The "sensitivity regimes" are shown in different colors in Fig. 3, where 1100 hourly observational data points are plotted to check the instantaneous response of aerosol loading to HCl, HNO3, and NH3 variability. Figures 3a and 3b show PM1 and PM2.5 aerosols to remain in the off-white shaded region, where aerosols respond proportionally to changes in the HCl and HNO3 emissions but tend to be insensitive to NH3 emissions. The off-white region is defined as an "HCl and HNO3 sensitive regime", indicating that HCl and HNO3 reduction would be the most effective pathway in controlling aerosol pollution over IGP. The blue-shaded region is defined as an "HCl, HNO3, and NH3 sensitive regime", where aerosols are sensitive to HCl, HNO3, and NH3. It can be seen that very few observational data points fall in this regime, in contrast to the USA, where most of the aerosols fall in this regime [4]. During winter, ammonia concentration is much higher than HCl and HNO3 in IGP, but fine aerosols are not sensitive to NH3 variations. Instead, HCl and HNO3 are by far the limiting factors in aerosol loading, which should be controlled by controlling the major HCl and NOx emissions over IGP.

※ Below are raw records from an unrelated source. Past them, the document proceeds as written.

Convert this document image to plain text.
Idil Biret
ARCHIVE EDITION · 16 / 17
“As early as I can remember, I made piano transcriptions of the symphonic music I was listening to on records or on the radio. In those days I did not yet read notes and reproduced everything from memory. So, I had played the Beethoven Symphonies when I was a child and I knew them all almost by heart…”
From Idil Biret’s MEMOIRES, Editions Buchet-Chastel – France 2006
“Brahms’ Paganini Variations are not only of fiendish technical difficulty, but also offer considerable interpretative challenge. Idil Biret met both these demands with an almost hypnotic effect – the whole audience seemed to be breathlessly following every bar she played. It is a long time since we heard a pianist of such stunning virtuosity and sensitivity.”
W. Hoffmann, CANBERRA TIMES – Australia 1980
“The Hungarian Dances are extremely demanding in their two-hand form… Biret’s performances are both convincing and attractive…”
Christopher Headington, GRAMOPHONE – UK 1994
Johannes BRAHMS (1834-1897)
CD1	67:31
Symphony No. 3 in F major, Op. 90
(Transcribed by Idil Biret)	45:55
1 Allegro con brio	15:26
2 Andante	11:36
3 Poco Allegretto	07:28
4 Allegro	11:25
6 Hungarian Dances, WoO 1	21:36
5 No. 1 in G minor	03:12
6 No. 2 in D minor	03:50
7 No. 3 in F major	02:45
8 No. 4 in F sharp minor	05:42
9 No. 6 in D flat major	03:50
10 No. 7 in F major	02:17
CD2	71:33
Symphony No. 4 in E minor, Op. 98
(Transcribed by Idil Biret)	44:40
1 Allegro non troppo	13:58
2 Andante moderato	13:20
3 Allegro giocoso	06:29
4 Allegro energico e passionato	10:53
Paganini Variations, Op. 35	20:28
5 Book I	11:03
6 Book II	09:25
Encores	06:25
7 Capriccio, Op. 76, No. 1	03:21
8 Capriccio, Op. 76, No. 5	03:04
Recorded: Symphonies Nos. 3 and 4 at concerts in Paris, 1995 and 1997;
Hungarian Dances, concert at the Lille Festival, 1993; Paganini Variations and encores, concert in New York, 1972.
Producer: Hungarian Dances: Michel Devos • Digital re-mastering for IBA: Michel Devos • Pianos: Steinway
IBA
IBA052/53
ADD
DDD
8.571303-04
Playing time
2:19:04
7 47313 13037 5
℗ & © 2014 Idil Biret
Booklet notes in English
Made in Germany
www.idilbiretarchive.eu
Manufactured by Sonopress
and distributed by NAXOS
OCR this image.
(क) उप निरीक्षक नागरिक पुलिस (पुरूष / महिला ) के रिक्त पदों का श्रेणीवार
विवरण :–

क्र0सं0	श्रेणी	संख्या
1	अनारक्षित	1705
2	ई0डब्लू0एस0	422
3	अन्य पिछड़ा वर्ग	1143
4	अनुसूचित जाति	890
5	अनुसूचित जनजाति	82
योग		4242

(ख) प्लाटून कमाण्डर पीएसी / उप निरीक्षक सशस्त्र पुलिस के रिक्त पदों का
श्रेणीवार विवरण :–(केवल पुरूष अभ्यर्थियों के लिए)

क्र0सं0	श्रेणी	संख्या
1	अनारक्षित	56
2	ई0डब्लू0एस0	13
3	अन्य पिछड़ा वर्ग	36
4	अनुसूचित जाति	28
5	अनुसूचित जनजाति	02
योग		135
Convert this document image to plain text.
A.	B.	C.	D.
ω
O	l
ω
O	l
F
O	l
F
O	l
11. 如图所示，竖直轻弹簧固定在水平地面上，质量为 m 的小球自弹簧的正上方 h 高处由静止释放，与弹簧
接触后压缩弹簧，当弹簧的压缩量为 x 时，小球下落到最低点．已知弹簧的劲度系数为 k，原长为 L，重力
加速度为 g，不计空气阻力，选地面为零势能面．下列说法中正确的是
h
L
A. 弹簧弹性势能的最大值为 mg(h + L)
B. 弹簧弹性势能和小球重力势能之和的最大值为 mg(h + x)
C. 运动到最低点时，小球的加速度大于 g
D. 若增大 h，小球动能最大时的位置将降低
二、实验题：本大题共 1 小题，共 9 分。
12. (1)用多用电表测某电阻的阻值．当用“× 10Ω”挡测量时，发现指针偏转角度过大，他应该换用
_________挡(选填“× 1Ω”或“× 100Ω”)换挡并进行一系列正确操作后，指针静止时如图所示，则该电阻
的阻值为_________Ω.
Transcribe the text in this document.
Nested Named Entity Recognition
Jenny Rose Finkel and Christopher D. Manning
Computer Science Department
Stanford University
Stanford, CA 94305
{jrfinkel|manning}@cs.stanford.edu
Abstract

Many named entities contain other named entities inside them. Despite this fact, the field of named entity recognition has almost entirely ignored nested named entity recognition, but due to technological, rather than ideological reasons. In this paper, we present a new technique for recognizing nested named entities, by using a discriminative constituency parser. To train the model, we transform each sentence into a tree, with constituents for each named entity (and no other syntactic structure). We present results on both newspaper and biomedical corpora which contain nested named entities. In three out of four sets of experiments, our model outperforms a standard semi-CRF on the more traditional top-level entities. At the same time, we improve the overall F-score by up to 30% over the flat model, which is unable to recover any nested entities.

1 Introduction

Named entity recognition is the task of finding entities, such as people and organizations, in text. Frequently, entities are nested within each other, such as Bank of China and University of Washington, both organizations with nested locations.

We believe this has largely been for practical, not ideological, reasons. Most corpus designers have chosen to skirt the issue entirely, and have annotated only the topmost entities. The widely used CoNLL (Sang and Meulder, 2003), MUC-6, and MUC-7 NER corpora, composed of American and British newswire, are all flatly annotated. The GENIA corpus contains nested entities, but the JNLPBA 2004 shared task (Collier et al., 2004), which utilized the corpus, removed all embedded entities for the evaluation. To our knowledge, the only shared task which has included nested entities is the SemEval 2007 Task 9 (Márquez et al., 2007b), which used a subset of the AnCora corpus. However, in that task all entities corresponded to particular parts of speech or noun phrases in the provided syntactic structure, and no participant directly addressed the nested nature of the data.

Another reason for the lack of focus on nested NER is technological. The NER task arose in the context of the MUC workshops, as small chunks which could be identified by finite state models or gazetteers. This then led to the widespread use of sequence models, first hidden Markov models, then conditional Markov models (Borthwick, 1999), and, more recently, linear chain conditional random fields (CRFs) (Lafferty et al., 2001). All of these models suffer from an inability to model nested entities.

In Figs. 4a and 4b, all the data points are color-coded with PM1 and PM2.5 concentrations, respectively, demonstrating that higher aerosol loading is often associated with higher ALWC. Interestingly, the ALWC usually ranges between tens to hundreds of micrograms per cubic meter in climatic regions like China and USA [4; 5], but over IGP the ALWC is an order of magnitude higher, sometimes reaching ~ 2000–2400 µg m-3 for PM1 and PM2.5. This high ALWC significantly influences the loading of SIA and causes a reduction in visibility as evidenced by Henry's law, which shows that particles with high ALWC would take up more gaseous pollutants, and the equilibrium would lead to an increase in their water content and the formation of more secondary aerosols like ammonium chloride and ammonium nitrate [46; 47; 48].
In Fig. 5, we have schematically shown the physical, chemical, and thermodynamical processes influencing aerosol loading. It shows the dominant impact of multiphase and heterogeneous chemical processes on the aerosol growth processes in the wintertime polluted atmosphere in the IGP. From a thermodynamic perspective, it can be seen that acidic gases are first absorbed on the surface layer of aerosols, and heterogeneous reactions rapidly occur at the surface resulting in the rapid increase in secondary aerosol mass concentrations. The newly formed particle mass then gets dispersed through the liquid phase in high ALWC, where multiphase reactions govern. The higher surface-area-to-volume ratio of PM1 than PM2.5 suggests the heterogeneous chemistry in PM1 to be more crucial than PM2.5.
Recent studies conducted in Europe, the USA, and China suggested that ammonia reduction is more cost-effective than NOx reduction and would be the most effective pathway to reduce aerosol loading [5; 39; 49]. But in this study, we argue that the sensitivity and effectiveness of the adopted reduction mechanisms are more crucial than the cost-effectiveness. If aerosols are not sensitive to the reductions of a specific precursor, then the cost-effectiveness would not assist in developing an effective mitigation policy. The results that we present illustrate the importance of using thermodynamically consistent sensitivity analysis to effectively address the particulate matter pollution mitigation problem in the Indian region.